O volume de CDS envolvendo a Itália, que tem uma das mais elevadas carga de endividamento entre as economias desenvolvidas, é atualmente o mais elevado para um país individual, segundo o Depository Trust & Clearing Corporation. Em contraste, o volume de CDS negociados vinculados a emergentes países, como a Rússia, o Brasil, a Ucrânia e a Indonésia, tem se mantido inalterado ou caído nos últimos 12 meses, pois os investidores agora estão menos interessados em negociar os riscos desses países.
No passado, o mercado de CDS relacionados com países desenvolvidos era rarefeito, porque poucos investidores viam necessidade comprar ou vender proteção contra um risco de inadimplência que parecia extremamente remoto. Entretanto, níveis crescentes de endividamento e crescente incerteza política e econômica criaram um mercado mais ativo, pois mais investidores hoje buscam proteger-se. Por outro lado, muitos bancos estão dispostos a oferecer proteção em troca de uma taxa. Essa taxa, recentemente, deu um salto, pois o custo do seguro sobre a dívida de países desenvolvidos subiu desde o segundo semestre do ano passado, ao passo que o custo do seguro relacionado com dívidas de mercados emergentes caiu.
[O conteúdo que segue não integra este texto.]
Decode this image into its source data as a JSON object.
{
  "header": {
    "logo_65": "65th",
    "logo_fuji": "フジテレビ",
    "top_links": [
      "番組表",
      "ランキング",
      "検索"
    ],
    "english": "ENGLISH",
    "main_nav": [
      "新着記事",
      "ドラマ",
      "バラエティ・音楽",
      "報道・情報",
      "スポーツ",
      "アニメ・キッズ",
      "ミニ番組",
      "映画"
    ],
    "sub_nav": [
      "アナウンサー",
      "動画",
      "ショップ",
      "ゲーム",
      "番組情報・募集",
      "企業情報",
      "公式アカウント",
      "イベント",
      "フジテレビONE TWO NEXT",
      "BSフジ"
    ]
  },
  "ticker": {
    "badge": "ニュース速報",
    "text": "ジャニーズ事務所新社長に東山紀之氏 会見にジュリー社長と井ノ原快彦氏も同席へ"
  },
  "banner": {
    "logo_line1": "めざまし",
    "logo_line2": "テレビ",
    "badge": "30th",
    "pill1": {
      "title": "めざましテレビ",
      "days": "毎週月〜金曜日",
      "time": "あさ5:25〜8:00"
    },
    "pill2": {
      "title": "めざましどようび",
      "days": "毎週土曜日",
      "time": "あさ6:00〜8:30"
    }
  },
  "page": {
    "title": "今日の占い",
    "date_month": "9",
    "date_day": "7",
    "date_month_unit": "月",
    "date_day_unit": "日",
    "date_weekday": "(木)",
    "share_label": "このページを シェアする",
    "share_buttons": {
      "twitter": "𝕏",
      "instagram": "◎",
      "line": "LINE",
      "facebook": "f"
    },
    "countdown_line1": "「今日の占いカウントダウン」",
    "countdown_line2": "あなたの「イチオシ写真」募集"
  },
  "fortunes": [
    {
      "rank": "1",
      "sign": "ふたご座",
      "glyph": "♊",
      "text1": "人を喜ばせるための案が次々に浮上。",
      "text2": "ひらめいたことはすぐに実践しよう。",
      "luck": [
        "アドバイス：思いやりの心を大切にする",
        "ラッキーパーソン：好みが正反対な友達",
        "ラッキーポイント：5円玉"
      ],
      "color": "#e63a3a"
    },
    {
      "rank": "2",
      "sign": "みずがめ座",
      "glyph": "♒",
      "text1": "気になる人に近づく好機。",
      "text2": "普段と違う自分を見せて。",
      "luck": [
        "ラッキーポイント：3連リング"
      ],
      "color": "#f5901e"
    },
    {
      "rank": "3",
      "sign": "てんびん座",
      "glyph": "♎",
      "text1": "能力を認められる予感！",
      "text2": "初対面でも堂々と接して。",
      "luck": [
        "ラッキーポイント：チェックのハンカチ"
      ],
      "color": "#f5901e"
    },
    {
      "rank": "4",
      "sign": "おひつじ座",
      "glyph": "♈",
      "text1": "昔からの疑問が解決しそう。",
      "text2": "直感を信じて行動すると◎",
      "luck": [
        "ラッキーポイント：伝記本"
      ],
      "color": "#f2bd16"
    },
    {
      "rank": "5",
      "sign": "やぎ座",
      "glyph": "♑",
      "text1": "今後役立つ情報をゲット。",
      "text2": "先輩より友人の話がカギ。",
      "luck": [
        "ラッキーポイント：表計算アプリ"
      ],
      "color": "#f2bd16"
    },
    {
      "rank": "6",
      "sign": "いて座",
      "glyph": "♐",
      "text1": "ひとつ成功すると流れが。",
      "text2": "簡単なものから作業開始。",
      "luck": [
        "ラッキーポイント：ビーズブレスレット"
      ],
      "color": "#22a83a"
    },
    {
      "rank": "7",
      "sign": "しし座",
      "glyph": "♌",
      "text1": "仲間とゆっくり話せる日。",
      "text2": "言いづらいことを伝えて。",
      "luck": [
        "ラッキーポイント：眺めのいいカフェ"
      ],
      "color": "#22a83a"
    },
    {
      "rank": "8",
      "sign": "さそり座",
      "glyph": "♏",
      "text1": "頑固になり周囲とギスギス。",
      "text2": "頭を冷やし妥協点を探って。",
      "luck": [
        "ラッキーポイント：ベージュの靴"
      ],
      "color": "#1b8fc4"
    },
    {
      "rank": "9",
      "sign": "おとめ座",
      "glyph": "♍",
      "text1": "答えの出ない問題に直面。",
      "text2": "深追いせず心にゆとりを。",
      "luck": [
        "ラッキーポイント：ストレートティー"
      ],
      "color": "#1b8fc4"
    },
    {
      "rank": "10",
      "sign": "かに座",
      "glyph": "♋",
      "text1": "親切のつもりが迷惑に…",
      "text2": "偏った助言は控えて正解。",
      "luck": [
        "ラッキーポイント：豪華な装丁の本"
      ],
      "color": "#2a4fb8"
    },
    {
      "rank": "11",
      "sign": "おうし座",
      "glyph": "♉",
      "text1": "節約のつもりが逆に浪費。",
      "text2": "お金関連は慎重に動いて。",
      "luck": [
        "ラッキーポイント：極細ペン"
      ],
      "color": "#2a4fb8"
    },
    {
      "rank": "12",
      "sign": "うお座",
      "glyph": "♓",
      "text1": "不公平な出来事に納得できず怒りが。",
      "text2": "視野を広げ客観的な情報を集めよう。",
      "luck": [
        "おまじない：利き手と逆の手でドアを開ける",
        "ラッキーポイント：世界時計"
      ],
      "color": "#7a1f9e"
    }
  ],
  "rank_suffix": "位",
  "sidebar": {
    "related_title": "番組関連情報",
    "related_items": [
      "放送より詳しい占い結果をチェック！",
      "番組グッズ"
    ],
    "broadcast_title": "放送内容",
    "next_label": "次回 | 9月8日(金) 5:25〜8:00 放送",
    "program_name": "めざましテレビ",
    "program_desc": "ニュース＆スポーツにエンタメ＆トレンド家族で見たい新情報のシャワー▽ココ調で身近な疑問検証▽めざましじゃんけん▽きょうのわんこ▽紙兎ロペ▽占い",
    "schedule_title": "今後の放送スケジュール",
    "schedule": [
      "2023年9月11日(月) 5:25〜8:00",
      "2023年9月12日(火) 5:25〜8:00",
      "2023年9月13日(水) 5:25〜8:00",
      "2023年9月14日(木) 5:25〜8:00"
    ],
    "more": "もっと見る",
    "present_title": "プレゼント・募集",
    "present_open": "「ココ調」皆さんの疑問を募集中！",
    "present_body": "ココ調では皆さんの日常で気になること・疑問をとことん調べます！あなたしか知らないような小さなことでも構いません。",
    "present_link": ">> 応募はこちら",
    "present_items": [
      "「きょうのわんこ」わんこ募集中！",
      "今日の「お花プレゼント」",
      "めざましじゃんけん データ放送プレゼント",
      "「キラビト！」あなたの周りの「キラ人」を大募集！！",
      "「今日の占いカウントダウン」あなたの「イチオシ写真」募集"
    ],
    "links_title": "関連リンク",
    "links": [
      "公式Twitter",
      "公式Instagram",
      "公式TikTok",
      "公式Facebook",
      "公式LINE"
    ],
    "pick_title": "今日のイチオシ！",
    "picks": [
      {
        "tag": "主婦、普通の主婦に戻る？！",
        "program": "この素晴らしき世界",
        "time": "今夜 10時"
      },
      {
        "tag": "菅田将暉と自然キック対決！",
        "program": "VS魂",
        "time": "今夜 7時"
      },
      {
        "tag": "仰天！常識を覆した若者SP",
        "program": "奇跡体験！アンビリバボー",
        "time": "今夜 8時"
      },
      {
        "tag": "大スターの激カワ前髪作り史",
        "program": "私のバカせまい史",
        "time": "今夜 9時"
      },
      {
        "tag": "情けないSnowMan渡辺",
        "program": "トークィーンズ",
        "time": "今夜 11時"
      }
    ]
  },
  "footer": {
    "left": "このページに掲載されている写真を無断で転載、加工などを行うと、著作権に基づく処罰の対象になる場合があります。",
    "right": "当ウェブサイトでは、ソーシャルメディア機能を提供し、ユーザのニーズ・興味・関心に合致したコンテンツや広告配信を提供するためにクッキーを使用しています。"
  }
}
Gary Jenkins, diretor de pesquisas em renda fixa na Evolution, disse: "O maior risco individual envolvendo o mercado de títulos é o rápido crescimento da dívida pública no mundo industrializado. Se chegarmos a um ponto em que o mercado julgar que os níveis de endividamento são insustentáveis, então veremos enorme onda de vendas nos mercados de títulos de governos, acompanhada de uma disparada nos rendimentos (exigidos). Os governos precisam agir para cortar déficits e endividamento".
A Fitch Solutions, subsidiária do Fitch Group especializada em compilação de dados, disse haver quase tanta incerteza no mercado de CDS em face das perspectivas para as economias desenvolvidas e seus mercados de títulos quanto para as emergentes. Comparações entre a Itália e o Brasil são frequentemente usadas por estrategistas como um exemplo da contrastante situação dos mundos desenvolvido e emergente. Para a Itália, a previsão é de que a relação dívida sobre PIB cresça para 127,3% em 2010. No Brasil, a relação dívida/PIB deverá estabilizar em 65,4% em 2010. Nigel Rendell, estrategista sênior para mercados emergentes na RBC Capital Markets, disse: "Não é de surpreender que os investidores estejam cada vez mais preocupados com a dívida do mundo industrializado. É difícil sustentar uma dívida sobre PIB superior a 100%".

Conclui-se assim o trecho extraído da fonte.